The show, “Columbus Celebrates Diversity,” continues concept co-curators Tom Baillieul and Jim Siemer began to develop back in 2009 to serve as a kind of build-up to next year’s bicentennial celebration for the city.
As it turned out, the Rhodes Tower was booked in October 2009, so that first Columbus-themed art exhibition, called “Crossroads of Ohio,” took place in September.
Last year’s show was entitled “Ohio’s Hometown.”

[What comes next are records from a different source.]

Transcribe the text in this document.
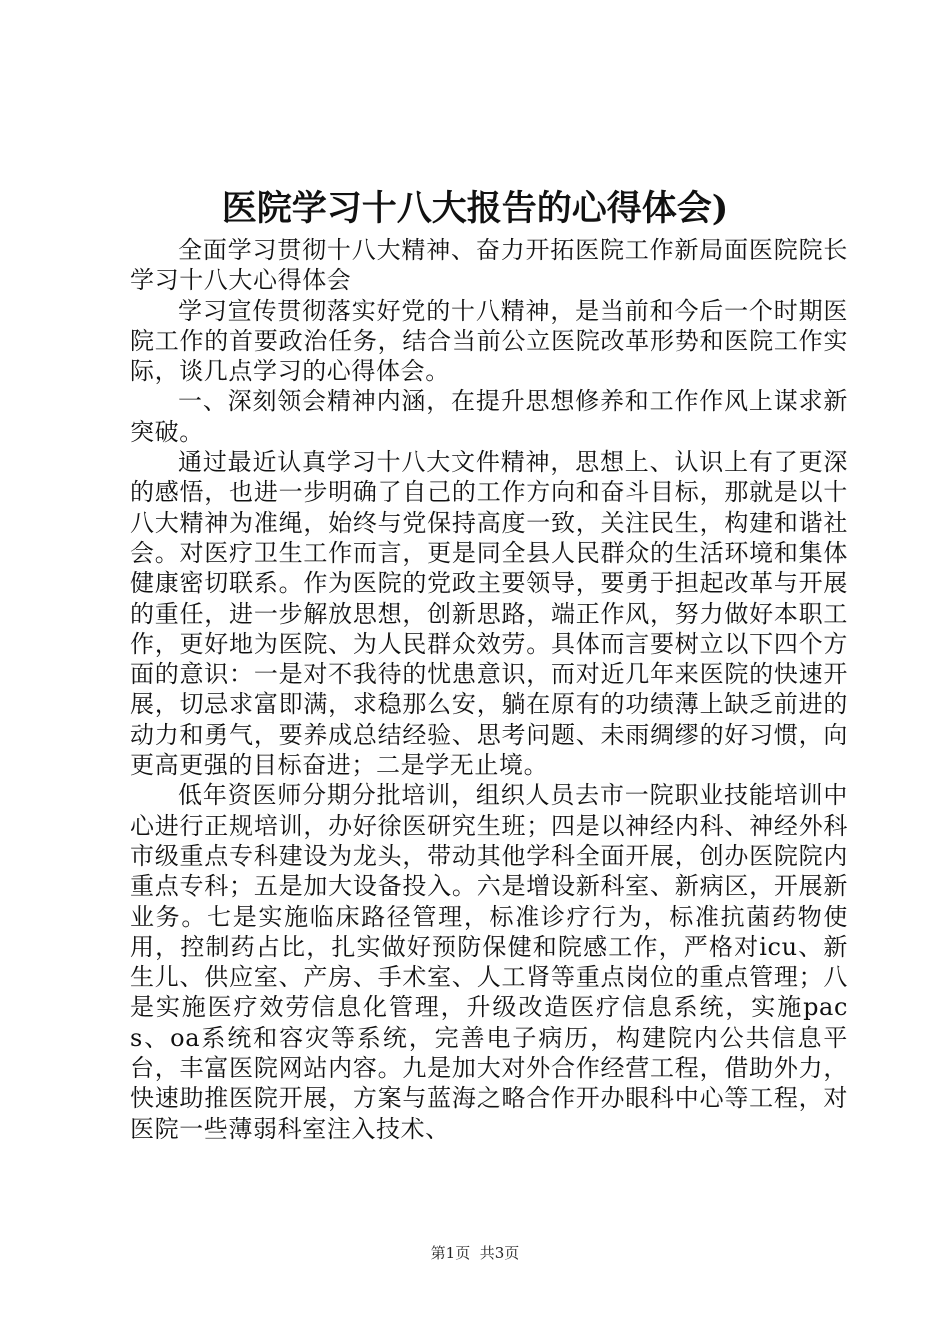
医院学习十八大报告的心得体会)

全面学习贯彻十八大精神、奋力开拓医院工作新局面医院院长学习十八大心得体会

学习宣传贯彻落实好党的十八精神，是当前和今后一个时期医院工作的首要政治任务，结合当前公立医院改革形势和医院工作实际，谈几点学习的心得体会。

一、深刻领会精神内涵，在提升思想修养和工作作风上谋求新突破。

通过最近认真学习十八大文件精神，思想上、认识上有了更深的感悟，也进一步明确了自己的工作方向和奋斗目标，那就是以十八大精神为准绳，始终与党保持高度一致，关注民生，构建和谐社会。对医疗卫生工作而言，更是同全县人民群众的生活环境和集体健康密切联系。作为医院的党政主要领导，要勇于担起改革与开展的重任，进一步解放思想，创新思路，端正作风，努力做好本职工作，更好地为医院、为人民群众效劳。具体而言要树立以下四个方面的意识：一是对不我待的忧患意识，而对近几年来医院的快速开展，切忌求富即满，求稳那么安，躺在原有的功绩薄上缺乏前进的动力和勇气，要养成总结经验、思考问题、未雨绸缪的好习惯，向更高更强的目标奋进；二是学无止境。

低年资医师分期分批培训，组织人员去市一院职业技能培训中心进行正规培训，办好徐医研究生班；四是以神经内科、神经外科市级重点专科建设为龙头，带动其他学科全面开展，创办医院院内重点专科；五是加大设备投入。六是增设新科室、新病区，开展新业务。七是实施临床路径管理，标准诊疗行为，标准抗菌药物使用，控制药占比，扎实做好预防保健和院感工作，严格对icu、新生儿、供应室、产房、手术室、人工肾等重点岗位的重点管理；八是实施医疗效劳信息化管理，升级改造医疗信息系统，实施pacs、oa系统和容灾等系统，完善电子病历，构建院内公共信息平台，丰富医院网站内容。九是加大对外合作经营工程，借助外力，快速助推医院开展，方案与蓝海之略合作开办眼科中心等工程，对医院一些薄弱科室注入技术、

第1页 共3页
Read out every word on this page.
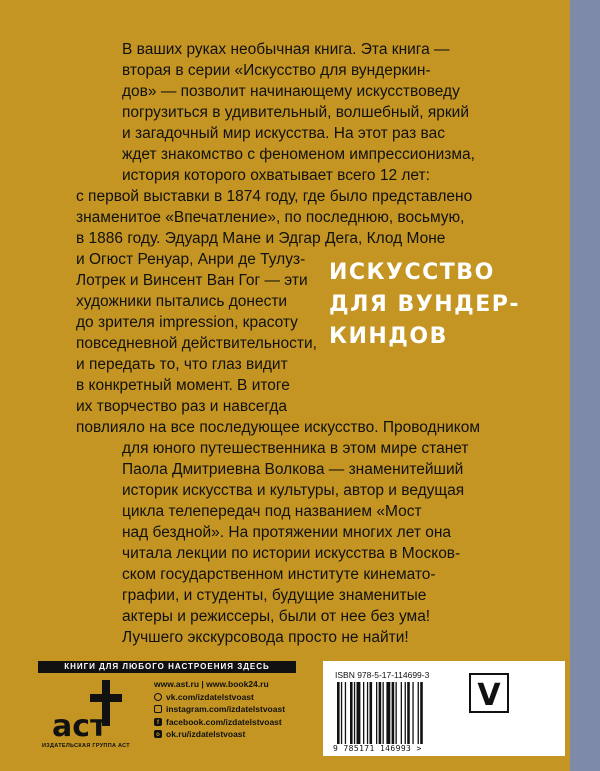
В ваших руках необычная книга. Эта книга —
вторая в серии «Искусство для вундеркин-
дов» — позволит начинающему искусствоведу
погрузиться в удивительный, волшебный, яркий
и загадочный мир искусства. На этот раз вас
ждет знакомство с феноменом импрессионизма,
история которого охватывает всего 12 лет:
с первой выставки в 1874 году, где было представлено
знаменитое «Впечатление», по последнюю, восьмую,
в 1886 году. Эдуард Мане и Эдгар Дега, Клод Моне
и Огюст Ренуар, Анри де Тулуз-
Лотрек и Винсент Ван Гог — эти
художники пытались донести
до зрителя impression, красоту
повседневной действительности,
и передать то, что глаз видит
в конкретный момент. В итоге
их творчество раз и навсегда
повлияло на все последующее искусство. Проводником
для юного путешественника в этом мире станет
Паола Дмитриевна Волкова — знаменитейший
историк искусства и культуры, автор и ведущая
цикла телепередач под названием «Мост
над бездной». На протяжении многих лет она
читала лекции по истории искусства в Москов-
ском государственном институте кинемато-
графии, и студенты, будущие знаменитые
актеры и режиссеры, были от нее без ума!
Лучшего экскурсовода просто не найти!
ИСКУССТВО
ДЛЯ ВУНДЕР-
КИНДОВ
КНИГИ ДЛЯ ЛЮБОГО НАСТРОЕНИЯ ЗДЕСЬ
аст
ИЗДАТЕЛЬСКАЯ ГРУППА АСТ
www.ast.ru | www.book24.ru
vk.com/izdatelstvoast
instagram.com/izdatelstvoast
f facebook.com/izdatelstvoast
o ok.ru/izdatelstvoast
ISBN 978-5-17-114699-3
9 785171 146993 >
V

“Artists were asked to depict some aspect of Columbus’ tremendous diversity, past and present, of people and place,” the Clintonville resident wrote in announcing the show. “Columbus is an exciting place to live, diverse in its many neighborhoods: Clintonville, German Village, Italian Village, Victorian Village, Olde Town East, Franklinton, Linden, the University District. This diversity can be extended into the past with Fly Town where immigrants new to America settled and created a rich cultural stew of music, dress, language and beliefs – along with Mt Vernon Avenue and Poindexter Village, chronicled by Aminah Robinson. Columbus has a diversity of music, with a long and vibrant tradition of jazz, being a major stopover on the rail lines radiating from Chicago, St. Louis and New York. Equally venerable is Columbus’ association with brass bands and open-air band performances. And then of course, there is the symphony, the opera, Celtic pub bands, bluegrass, salsa, ska; you name it, it’s here.